To engage a US submarine that was running deep at 360 feet, it would take the older depth charge nearly a minute to get down to that depth.
Andrew Jackson May was a Democratic Congressman for landlocked Kentucky in the United States. He represented his district from 1931 to 1947 and ended up during the war becoming Chairman of the powerful Committee on Military Affairs (1939 to 1947).
May had not entered politics fully until into his mid-50s. He’d had a successful career in law before that, where he had been a practicing lawyer and, later, a circuit judge.
By 1943, the American submarine fleet had transformed itself from a mostly ineffective force that employed poor strategy, inferior tactics, and was hampered by faulty torpedoes into a deadly fighting force equipped with more modern and effective weapons and submarines.
This meant the US submarine fleet started to have a real impact on the Japanese war machine.
In June 1943, Congressman May was returning from a tour of some American bases in the Pacific. At a press conference, he made the foolish revelation of how American submarines had so successfully evaded Japanese attacks.
He went onto reveal that American submarines could dive much deeper than the Japanese had realized. So the Japanese had been setting their depth charges at far too shallow a depth.
It was a foolish thing for Congressman May to say, made even more incredible by the fact that his position as Chairman of the Committee on Military Affairs meant he was privy to a lot of classified information. You would have thought he would have known better.
But the damage was already done, as some equally irresponsible newspapers carried the story the very next day. Of course, in no time at all, the Japanese reacted by setting their depth charges to explode that much deeper.
It is said the Navy estimated that they lost ten submarines and 800 crewmen because of this. If this is true, it would mean that Congressman May inadvertently caused 1 in 5 of all US submarine casualties for the whole of World War Two.

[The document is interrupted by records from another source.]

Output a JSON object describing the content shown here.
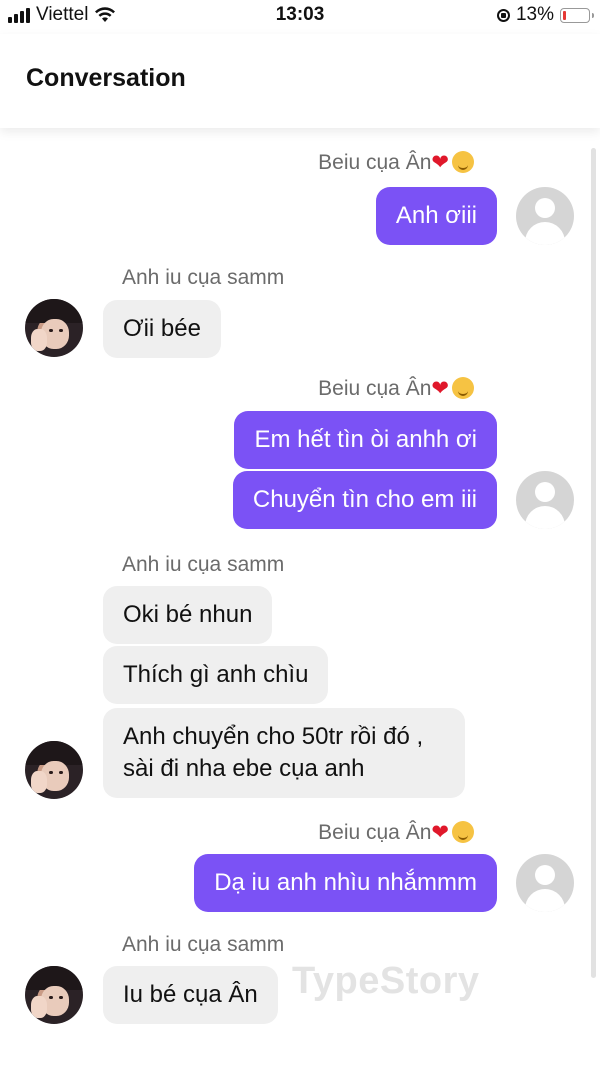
{
  "status_bar": {
    "carrier": "Viettel",
    "time": "13:03",
    "battery_percent": "13%",
    "battery_level": 0.13,
    "icons": [
      "signal-icon",
      "wifi-icon",
      "rotation-lock-icon",
      "battery-icon"
    ]
  },
  "header": {
    "title": "Conversation"
  },
  "messages": {
    "m1_sender": "Beiu cụa Ân",
    "m1_text": "Anh ơiii",
    "m2_sender": "Anh iu cụa samm",
    "m2_text": "Ơii bée",
    "m3_sender": "Beiu cụa Ân",
    "m3_text1": "Em hết tìn òi anhh ơi",
    "m3_text2": "Chuyển tìn cho em iii",
    "m4_sender": "Anh iu cụa samm",
    "m4_text1": "Oki bé nhun",
    "m4_text2": "Thích gì anh chìu",
    "m4_text3": "Anh chuyển cho 50tr rồi đó , sài đi nha ebe cụa anh",
    "m5_sender": "Beiu cụa Ân",
    "m5_text": "Dạ iu anh nhìu nhắmmm",
    "m6_sender": "Anh iu cụa samm",
    "m6_text": "Iu bé cụa Ân"
  },
  "watermark": "TypeStory",
  "colors": {
    "outgoing_bubble": "#7b52f5",
    "incoming_bubble": "#efefef",
    "sender_name": "#6b6b6b"
  }
}
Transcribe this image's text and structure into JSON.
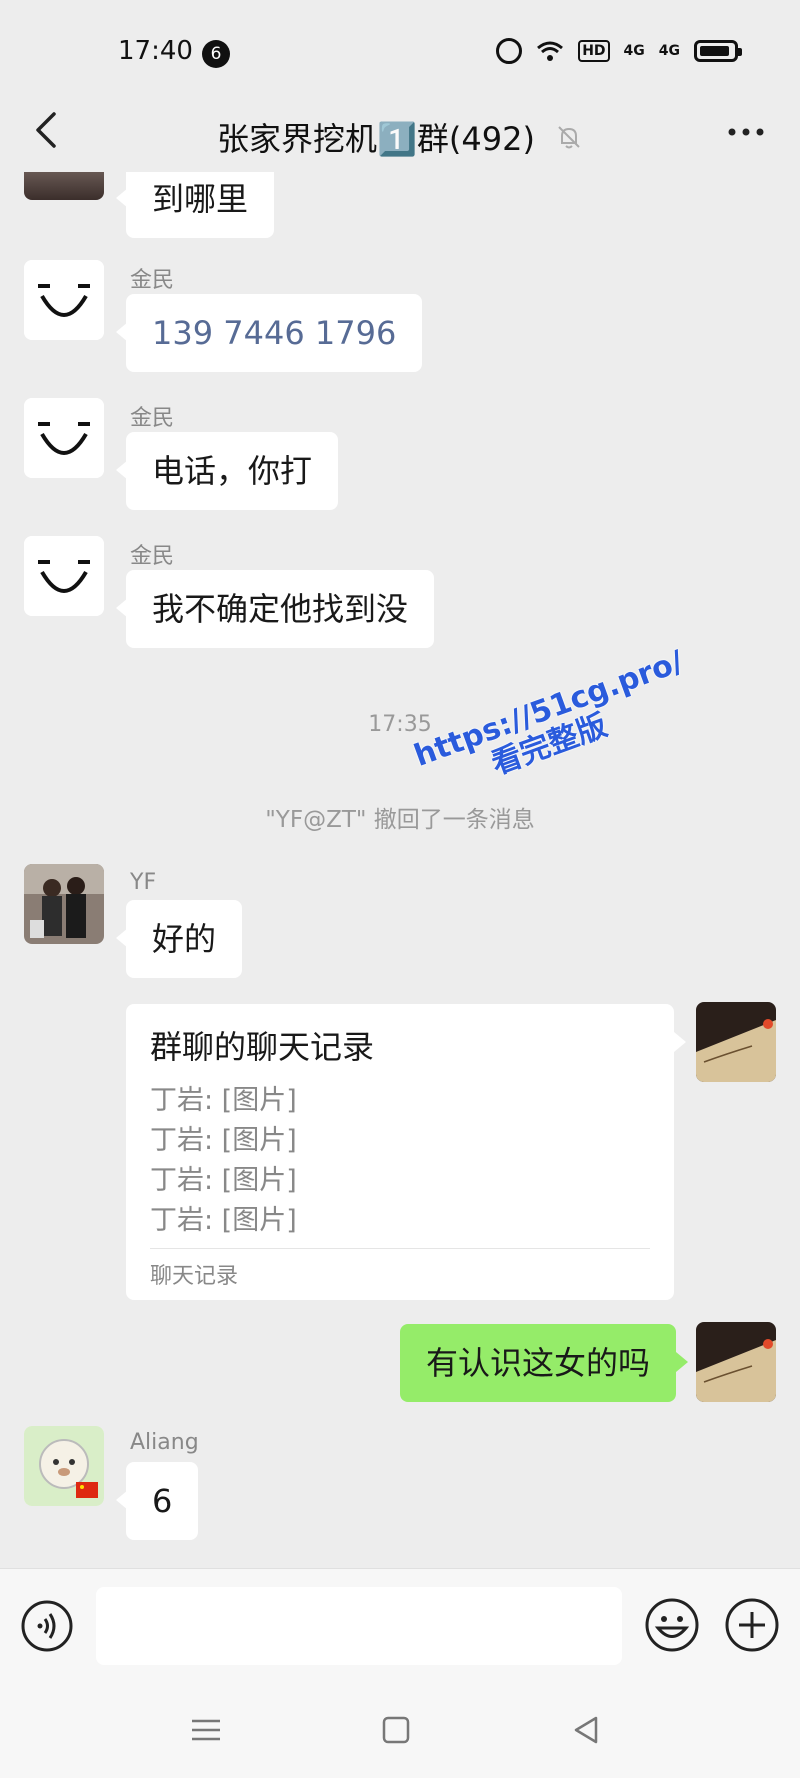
{
  "status_bar": {
    "time": "17:40",
    "notification_count": "6",
    "icons": [
      "alarm-icon",
      "wifi-icon",
      "hd-icon",
      "signal-4g-icon",
      "signal-4g-icon",
      "battery-icon"
    ],
    "hd_label": "HD",
    "sig1": "4G",
    "sig2": "4G"
  },
  "header": {
    "title": "张家界挖机1️⃣群(492)",
    "icons": [
      "back-arrow-icon",
      "mute-bell-icon",
      "more-dots-icon"
    ]
  },
  "messages": [
    {
      "sender": "",
      "text": "到哪里"
    },
    {
      "sender": "金民",
      "text": "139 7446 1796"
    },
    {
      "sender": "金民",
      "text": "电话，你打"
    },
    {
      "sender": "金民",
      "text": "我不确定他找到没"
    },
    {
      "time": "17:35"
    },
    {
      "system": "\"YF@ZT\" 撤回了一条消息"
    },
    {
      "sender": "YF",
      "text": "好的"
    },
    {
      "card": {
        "title": "群聊的聊天记录",
        "lines": [
          "丁岩: [图片]",
          "丁岩: [图片]",
          "丁岩: [图片]",
          "丁岩: [图片]"
        ],
        "footer": "聊天记录"
      }
    },
    {
      "self_text": "有认识这女的吗"
    },
    {
      "sender": "Aliang",
      "text": "6"
    }
  ],
  "watermark": {
    "line1": "https://51cg.pro/",
    "line2": "看完整版"
  },
  "input_bar": {
    "icons": [
      "voice-icon",
      "emoji-icon",
      "plus-icon"
    ]
  },
  "system_nav": {
    "icons": [
      "menu-icon",
      "home-icon",
      "back-triangle-icon"
    ]
  },
  "colors": {
    "background": "#ededed",
    "self_bubble": "#95ec69",
    "link": "#576b95"
  }
}
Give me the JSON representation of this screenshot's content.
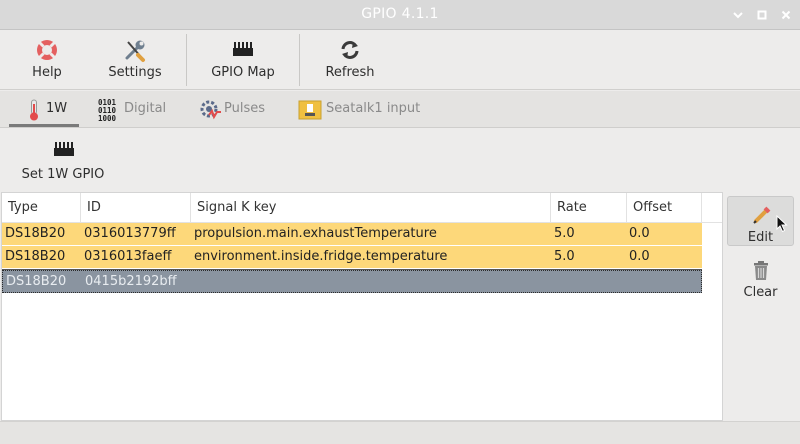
{
  "window": {
    "title": "GPIO 4.1.1",
    "controls": [
      {
        "name": "minimize",
        "icon": "minimize-icon"
      },
      {
        "name": "maximize",
        "icon": "maximize-icon"
      },
      {
        "name": "close",
        "icon": "close-icon"
      }
    ]
  },
  "toolbar": {
    "buttons": [
      {
        "label": "Help",
        "icon": "lifebuoy-icon"
      },
      {
        "label": "Settings",
        "icon": "wrench-screwdriver-icon"
      },
      {
        "label": "GPIO Map",
        "icon": "chip-icon"
      },
      {
        "label": "Refresh",
        "icon": "refresh-icon"
      }
    ]
  },
  "tabs": [
    {
      "label": "1W",
      "icon": "thermometer-icon",
      "active": true
    },
    {
      "label": "Digital",
      "icon": "binary-icon",
      "active": false
    },
    {
      "label": "Pulses",
      "icon": "gear-pulse-icon",
      "active": false
    },
    {
      "label": "Seatalk1 input",
      "icon": "seatalk-icon",
      "active": false
    }
  ],
  "onewire": {
    "set_gpio_label": "Set 1W GPIO",
    "columns": [
      "Type",
      "ID",
      "Signal K key",
      "Rate",
      "Offset"
    ],
    "rows": [
      {
        "type": "DS18B20",
        "id": "0316013779ff",
        "sk_key": "propulsion.main.exhaustTemperature",
        "rate": "5.0",
        "offset": "0.0",
        "state": "highlight"
      },
      {
        "type": "DS18B20",
        "id": "0316013faeff",
        "sk_key": "environment.inside.fridge.temperature",
        "rate": "5.0",
        "offset": "0.0",
        "state": "highlight"
      },
      {
        "type": "DS18B20",
        "id": "0415b2192bff",
        "sk_key": "",
        "rate": "",
        "offset": "",
        "state": "selected"
      }
    ]
  },
  "side_panel": {
    "edit_label": "Edit",
    "clear_label": "Clear"
  },
  "colors": {
    "highlight_row": "#fdd87a",
    "selected_row": "#8a94a0",
    "titlebar": "#d9d9d9"
  }
}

Later, US Vice Admiral Charles A. Lockwood, commander of the US submarine fleet in the Pacific, said with much sarcasm, “I hear Congressman May said the [Japanese] depth charges are not set deep enough. He would be pleased to know that the [Japanese] set them deeper now.”
But this seems to be contradicted by a US Navy assessment report after the war. This document stated that the Japanese forces failed to uncover the true maximum depth capability of American submarines during the war.
Could it be that some of the later casualties were due to the Japanese introducing a new depth charge, the Type 3 Model 1 DC, in 1943?
This depth charge could go deeper than earlier Japanese models, to a depth of nearly 475 feet. This is about 80 feet deeper than the previous standard issue Japanese depth charge (Type 95).
Another significant point is that the newer depth charges sank 50% faster than the previous Type 95s (10 feet per second versus 6 feet per second).
To engage a US submarine that was running deep at 360 feet, it would take the older depth charge nearly a minute to get down to that depth. However, the newer Type 3 Model 1 DC could achieve this in just 36 seconds.
Could this introduction be of a newer, more effective depth charge be the simple reason why there was a supposed increase in US submarine casualties?
One wonders if this could all be an urban myth or some distortion of the facts? There is no record or mention of Congressman May ever being reprimanded for his unguarded comment.
Maybe the Navy, the arms industry, and certain politicians used Congressman May’s indiscreet comment to lay the blame at his doorstep for increased US submarine casualties. Such actions might have been motivated by revenge for his shady dealings regarding munitions contracts.
May did continue as Congressman for Kentucky’s 7th District and kept his position as Chairman of the Committee on Military Affairs until losing both three years later due to a separate scandal.
His eventual downfall was quite spectacular. In July 1947, he was convicted of accepting bribes to influence the awarding of munitions contracts during World War Two. He was sentenced to nine months in prison.
He tried everything he could to avoid prison, but in 1950 he was forced to serve his sentence. Despite all that had happened, in 1952 he received a full pardon from President Truman, but his political career was in ruins. He went back to practicing law and died in obscurity.
Yet even this latter part of the story is open to question as the reason for May’s pardon is never stated. Often the source of his pardon is quoted as being Time magazine’s article “Artful Dodger” in the December 5, 1949 edition. Which for obvious reasons does not fit into the timeline of the story correctly.
So you be the judge: true story, exaggeration, or simply a colorful urban myth?